Personal information
- Born: 11 July 1988 (age 38) Auckland, New Zealand
- Height: 1.85 m (6 ft 1 in)
- School: Massey High School

Netball career
- Playing positions: GS, GA
- Years: Club team / Apps
- 2006–07: Auckland Diamonds
- 2008: Northern Mystics
- 2009–10: Central Pulse
- 2011: Southern Steel
- 2012: Central Pulse
- Years: National team / Caps
- 2006–09: NZ U21
- 2007–09, 11: Silver Ferns / 10

Medal record
Representing New Zealand
World Netball Championships
| Silver medal – second place | 2007 Auckland | Netball |
| Silver medal – second place | 2011 Singapore | Netball |
World Netball Series
| Gold medal – first place | 2009 Manchester | Fastnet |

= Paula Griffin =

New Zealand netball player

Paula Griffin (born 11 July 1988 in Auckland, New Zealand) is a New Zealand netball player of Samoan descent.

Griffin was named in the New Zealand U21 team for 2006. That year, she also signed with the Auckland Diamonds to play in the National Bank Cup.
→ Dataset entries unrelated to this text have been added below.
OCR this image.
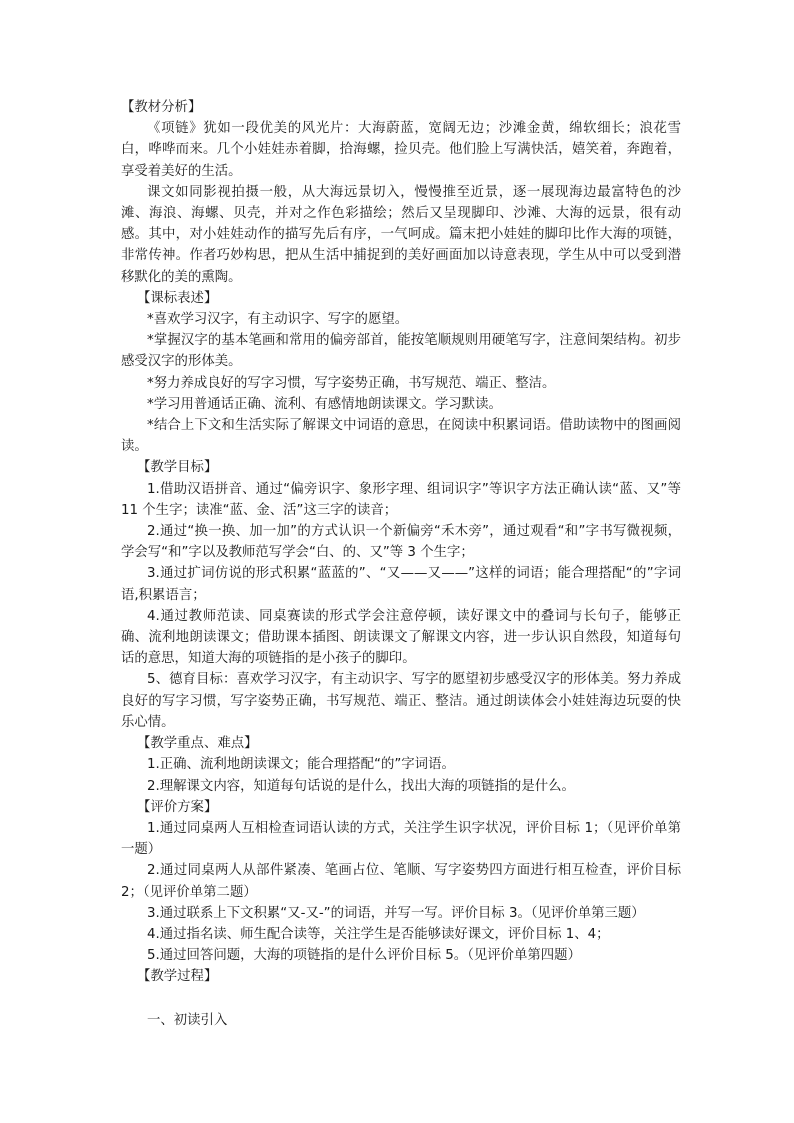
【教材分析】

《项链》犹如一段优美的风光片：大海蔚蓝，宽阔无边；沙滩金黄，绵软细长；浪花雪白，哗哗而来。几个小娃娃赤着脚，拾海螺，捡贝壳。他们脸上写满快活，嬉笑着，奔跑着，享受着美好的生活。

课文如同影视拍摄一般，从大海远景切入，慢慢推至近景，逐一展现海边最富特色的沙滩、海浪、海螺、贝壳，并对之作色彩描绘；然后又呈现脚印、沙滩、大海的远景，很有动感。其中，对小娃娃动作的描写先后有序，一气呵成。篇末把小娃娃的脚印比作大海的项链，非常传神。作者巧妙构思，把从生活中捕捉到的美好画面加以诗意表现，学生从中可以受到潜移默化的美的熏陶。

【课标表述】

*喜欢学习汉字，有主动识字、写字的愿望。

*掌握汉字的基本笔画和常用的偏旁部首，能按笔顺规则用硬笔写字，注意间架结构。初步感受汉字的形体美。

*努力养成良好的写字习惯，写字姿势正确，书写规范、端正、整洁。

*学习用普通话正确、流利、有感情地朗读课文。学习默读。

*结合上下文和生活实际了解课文中词语的意思，在阅读中积累词语。借助读物中的图画阅读。

【教学目标】

1.借助汉语拼音、通过“偏旁识字、象形字理、组词识字”等识字方法正确认读“蓝、又”等 11 个生字；读准“蓝、金、活”这三字的读音；

2.通过“换一换、加一加”的方式认识一个新偏旁“禾木旁”，通过观看“和”字书写微视频，学会写“和”字以及教师范写学会“白、的、又”等 3 个生字；

3.通过扩词仿说的形式积累“蓝蓝的”、“又——又——”这样的词语；能合理搭配“的”字词语,积累语言；

4.通过教师范读、同桌赛读的形式学会注意停顿，读好课文中的叠词与长句子，能够正确、流利地朗读课文；借助课本插图、朗读课文了解课文内容，进一步认识自然段，知道每句话的意思，知道大海的项链指的是小孩子的脚印。

5、德育目标：喜欢学习汉字，有主动识字、写字的愿望初步感受汉字的形体美。努力养成良好的写字习惯，写字姿势正确，书写规范、端正、整洁。通过朗读体会小娃娃海边玩耍的快乐心情。

【教学重点、难点】

1.正确、流利地朗读课文；能合理搭配“的”字词语。

2.理解课文内容，知道每句话说的是什么，找出大海的项链指的是什么。

【评价方案】

1.通过同桌两人互相检查词语认读的方式，关注学生识字状况，评价目标 1；（见评价单第一题）

2.通过同桌两人从部件紧凑、笔画占位、笔顺、写字姿势四方面进行相互检查，评价目标 2；（见评价单第二题）

3.通过联系上下文积累“又-又-”的词语，并写一写。评价目标 3。（见评价单第三题）

4.通过指名读、师生配合读等，关注学生是否能够读好课文，评价目标 1、4；

5.通过回答问题，大海的项链指的是什么评价目标 5。（见评价单第四题）

【教学过程】

一、初读引入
She also joined the Silver Ferns squad in September 2006, and the following year made her on-court debut against Jamaica at the 2007 World Netball Championships in Auckland, where the Silver Ferns came in second behind Australia.
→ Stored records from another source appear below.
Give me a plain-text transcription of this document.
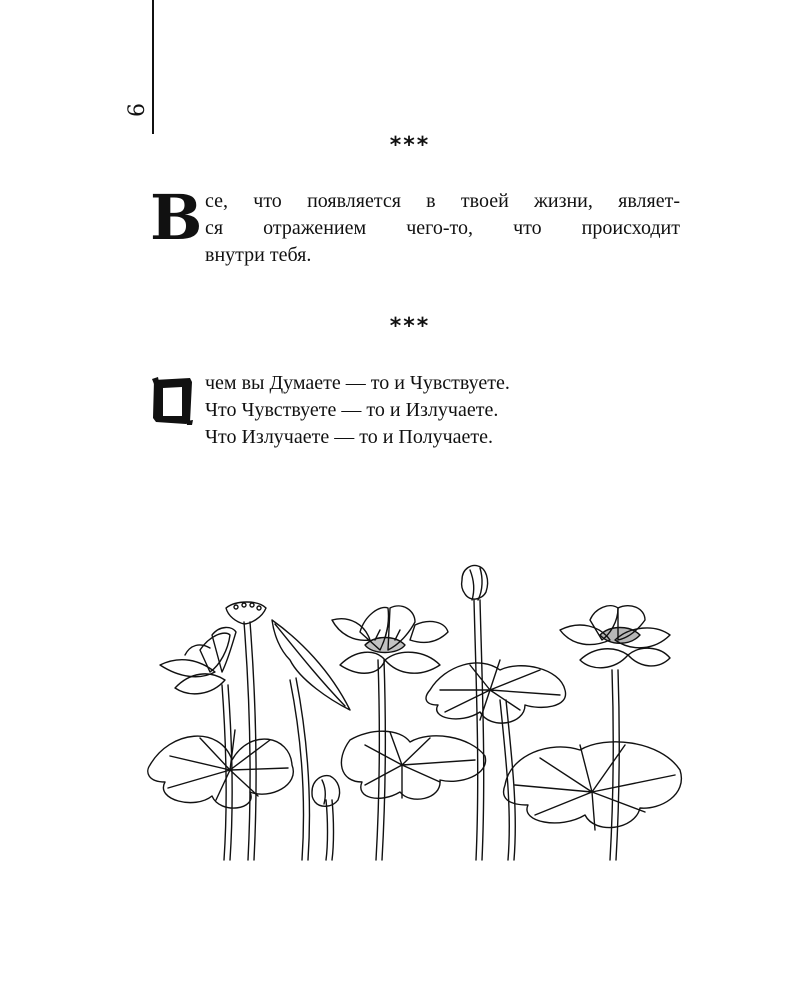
6
***
В се, что появляется в твоей жизни, являет-
ся отражением чего-то, что происходит
внутри тебя.
***
чем вы Думаете — то и Чувствуете.
Что Чувствуете — то и Излучаете.
Что Излучаете — то и Получаете.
With the start of the ANZ Championship in 2008, Griffin signed with Auckland-based franchise, the Northern Mystics. But after receiving little court time, she opted to transfer to the winless Central Pulse for the 2009 season. During her first year with the Pulse, Griffin scored 374 goals, placing her in the top ten shooters by volume, and in the top 20 by accuracy, in the league. Also in 2009, Griffin captained the New Zealand U21 team at the 2009 World Youth Netball Championships in the Cook Islands, where they finished second behind Australia. Later in the year, she played in the Silver Ferns at the 2009 World Netball Series in Manchester, where New Zealand won a gold medal.

Griffin re-signed with the Pulse in 2010, with the team finishing 9th. After her second season with the Wellington franchise, Griffin announced that she was taking a break from netball, pulling out of the Silver Ferns squad for the Commonwealth Games. Griffin returned to competitive netball in 2011, signing with the Southern Steel as a starting GA alongside Daneka Wipiiti. The team had a troubled and injury-plagued 2011 season, finishing in 7th place. Despite the poor ANZ Championship season, Griffin regained her spot in the Silver Ferns side for the 2011 World Netball Championships in Singapore, where New Zealand again finished second behind Australia. After the World Championships, Griffin announced that she will be returning to the Central Pulse for their 2012 campaign. She now plays for the Northern Mystics and signed with them for the 2015 season.